Documentation and Metadata
What are documentation and metadata, and why should I consider creating them?
Why is it important?
Good documentation makes material understandable, verifiable, and reusable. Just making data available to others does not make it usable or useful. If you or someone else comes back to your data at a later time, they will need this documentation to understand when, why, and by whom the data was created, what methods were used, and explanation of acronyms, or jargon.
Creating good metadata is part of good practice in Research Data Management.
What do Funding Bodies expect?
Research funder requirements now demand researchers to create and make documentation and metadata openly available, thereby facilitating access and re-use to often complex datasets.
"Research data should be accompanied by high-quality documentation and metadata to provide secondary users with essential information to independently understand the data, enable discovery, and allow for scientific re-use. Documentation should describe at least the origin of data, fieldwork and data collection methods, processing and/or the researcher’s management of the data. Individual data items such as variables or transcripts should be clearly labelled and described." (ESRC Research Data Policy (pdf), Principle 3 Implementation Note, March 2015)
Please note that Lancaster University also expects researchers to create metadata that is "sufficient to enable other researchers to understand how it was created or acquired, and, if it is to be made openly available, to discover it and assess its reuse potential." (Lancaster University Research Data Management Policy, Word).
What does documentation include?
Supporting documentation can include information on:
- What hardware and software were used to create the data?
- What methodologies were used to create the data?
- What assumptions were made in your experiments?
- Why are there anomalies in your data?
When should I write research project documentation?
Much of what you need in project level documentation will have already been included in the project application. Documentation content, such as the aims and objectives of the project, any hypotheses and the methodologies used in the project, can be created even before the project has begun and so should not be very time consuming.
What is metadata?
Metadata is often defined as data about data.
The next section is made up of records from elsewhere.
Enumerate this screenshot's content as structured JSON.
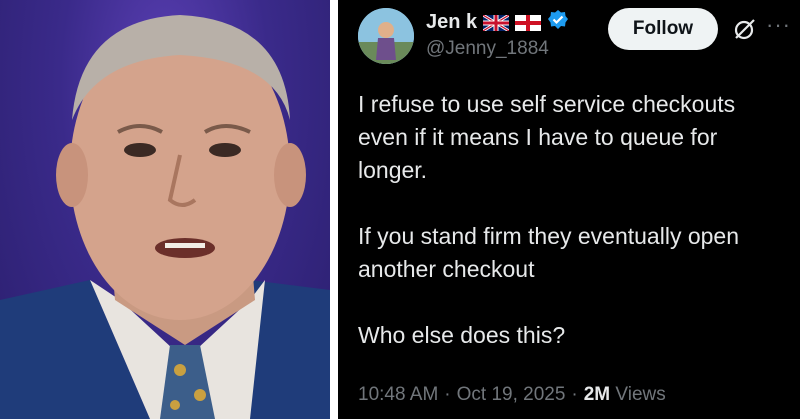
{
  "tweet": {
    "display_name": "Jen k",
    "handle": "@Jenny_1884",
    "follow_label": "Follow",
    "more_label": "···",
    "body": "I refuse to use self service checkouts even if it means I have to queue for longer.\n\nIf you stand firm they eventually open another checkout\n\nWho else does this?",
    "time": "10:48 AM",
    "separator": "·",
    "date": "Oct 19, 2025",
    "views_count": "2M",
    "views_label": "Views"
  },
  "icons": {
    "flag_1": "uk-flag-icon",
    "flag_2": "england-flag-icon",
    "verified": "verified-badge-icon",
    "grok": "grok-icon"
  },
  "colors": {
    "background": "#000000",
    "text": "#e7e9ea",
    "muted": "#71767b",
    "verified": "#1d9bf0",
    "follow_bg": "#eff3f4"
  }
}
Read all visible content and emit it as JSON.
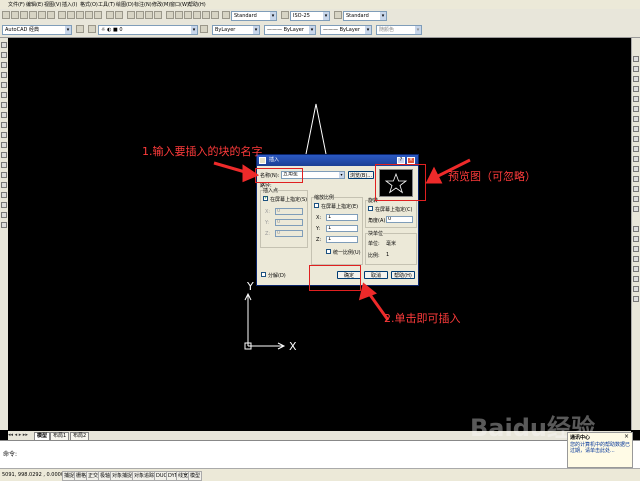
{
  "menu": [
    "文件(F)",
    "编辑(E)",
    "视图(V)",
    "插入(I)",
    "格式(O)",
    "工具(T)",
    "绘图(D)",
    "标注(N)",
    "修改(M)",
    "窗口(W)",
    "帮助(H)"
  ],
  "toolbar1": {
    "text_style": "Standard",
    "dim_style": "ISO-25",
    "table_style": "Standard"
  },
  "toolbar2": {
    "workspace": "AutoCAD 经典",
    "layer_color": "ByLayer",
    "linetype": "ByLayer",
    "lineweight": "ByLayer",
    "plot_style": "随颜色"
  },
  "canvas": {
    "ucs_x": "X",
    "ucs_y": "Y"
  },
  "tabs": [
    "模型",
    "布局1",
    "布局2"
  ],
  "command": {
    "prompt": "命令:"
  },
  "status": {
    "coords": "5091, 998.0292 , 0.0000",
    "toggles": [
      "捕捉",
      "栅格",
      "正交",
      "极轴",
      "对象捕捉",
      "对象追踪",
      "DUCS",
      "DYN",
      "线宽",
      "模型"
    ]
  },
  "dialog": {
    "title": "插入",
    "name_label": "名称(N):",
    "name_value": "五角星",
    "browse_label": "浏览(B)...",
    "path_label": "路径:",
    "insert_point": {
      "group": "插入点",
      "on_screen": "在屏幕上指定(S)",
      "x_label": "X:",
      "x_value": "0",
      "y_label": "Y:",
      "y_value": "0",
      "z_label": "Z:",
      "z_value": "0"
    },
    "scale": {
      "group": "缩放比例",
      "on_screen": "在屏幕上指定(E)",
      "x_label": "X:",
      "x_value": "1",
      "y_label": "Y:",
      "y_value": "1",
      "z_label": "Z:",
      "z_value": "1",
      "uniform": "统一比例(U)"
    },
    "rotation": {
      "group": "旋转",
      "on_screen": "在屏幕上指定(C)",
      "angle_label": "角度(A):",
      "angle_value": "0"
    },
    "block_unit": {
      "group": "块单位",
      "unit_label": "单位:",
      "unit_value": "毫米",
      "factor_label": "比例:",
      "factor_value": "1"
    },
    "explode_label": "分解(D)",
    "ok_label": "确定",
    "cancel_label": "取消",
    "help_label": "帮助(H)"
  },
  "annotations": {
    "step1": "1.输入要插入的块的名字",
    "preview": "预览图（可忽略）",
    "step2": "2.单击即可插入"
  },
  "watermark": {
    "brand": "Baidu经验",
    "url": "jingyan.baidu.com"
  },
  "popup": {
    "title": "通讯中心",
    "text": "您的计算机中的帮助数据已过期，请单击此处..."
  },
  "colors": {
    "annotation_red": "#ff3b3b",
    "title_blue": "#1c3f94",
    "canvas_bg": "#000000"
  }
}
It is related to the broader contextual information that describes your data, but is usually more structured in that it conforms to set standards and is machine readable. One typical use of metadata is to create a catalogue record for a dataset held in an archive. Bibliographical metadata about a journal article is another example of metadata.
Metadata commonly includes information such as:
- Who created the data;
- Who published the data;
- An abstract of the data; and
- A description of the data.
What is "minimal" or "mandatory" metadata?
These are basic elements that most researchers consider "must-haves" for data documentation. Most metadata standards have formalised a set of mandatory metadata fields without which the metadata record is not valid. These often include Title, Creator, Description, Rights or Date.
Lancaster University recommends using a set of recommended minimal metadata fields to describe data sets:
|Title||A name or title by which a resource is known|
|Unique resource identifier||For your working data, this could be a project ID or a departmental identifier. Once you publish your data the unique resource identifier will be a DOI (Digital Object Identifier)|
|Description||Description of the data set, like an abstract for a paper|
|Subject||Subject or classification code describing the resource chosen from one or more authoritative sources|
|Creator(s)||The main researchers involved in producing the data in priority order|
|Funder||Sources of financial support for the development of the resource, eg ESRC or Wellcome Trust|
|Resource Language||Default will be set to 'eng' (English)|
|Publication date||The date when the data was or will be made publicly available|
|Publisher||The name of the entity that holds, archives, publishes prints, distributes, releases, issues, or produces the resource. For your working data this will be Lancaster University.|
|Contact email address||Person or service with knowledge of how to access, troubleshoot, or otherwise field issues related to the data set|
You will need these metadata when you submit your data information into Pure or when you deposit your data set into a data centre as required by your funding body, so it will save you time if you have them ready early in your project.
Many research domains, research data repositories, and funding agencies have specific requirements for metadata and data documentation. Please contact Lancaster RDM support if you have questions regarding your data's metadata.
Good metadata (often called "rich" metadata) will provide a relevant context for research data, help track its provenance, and in the longer term, make it easier to find and use research data, and for others to discover it. The above "minimal" metadata fields can be enhanced by including more relevant information such as:
- Version number;
- Collection dates;
- Geographic coverage;
- Item embargo;
- Item MIME type;
- Related resources; and
- Access restrictions.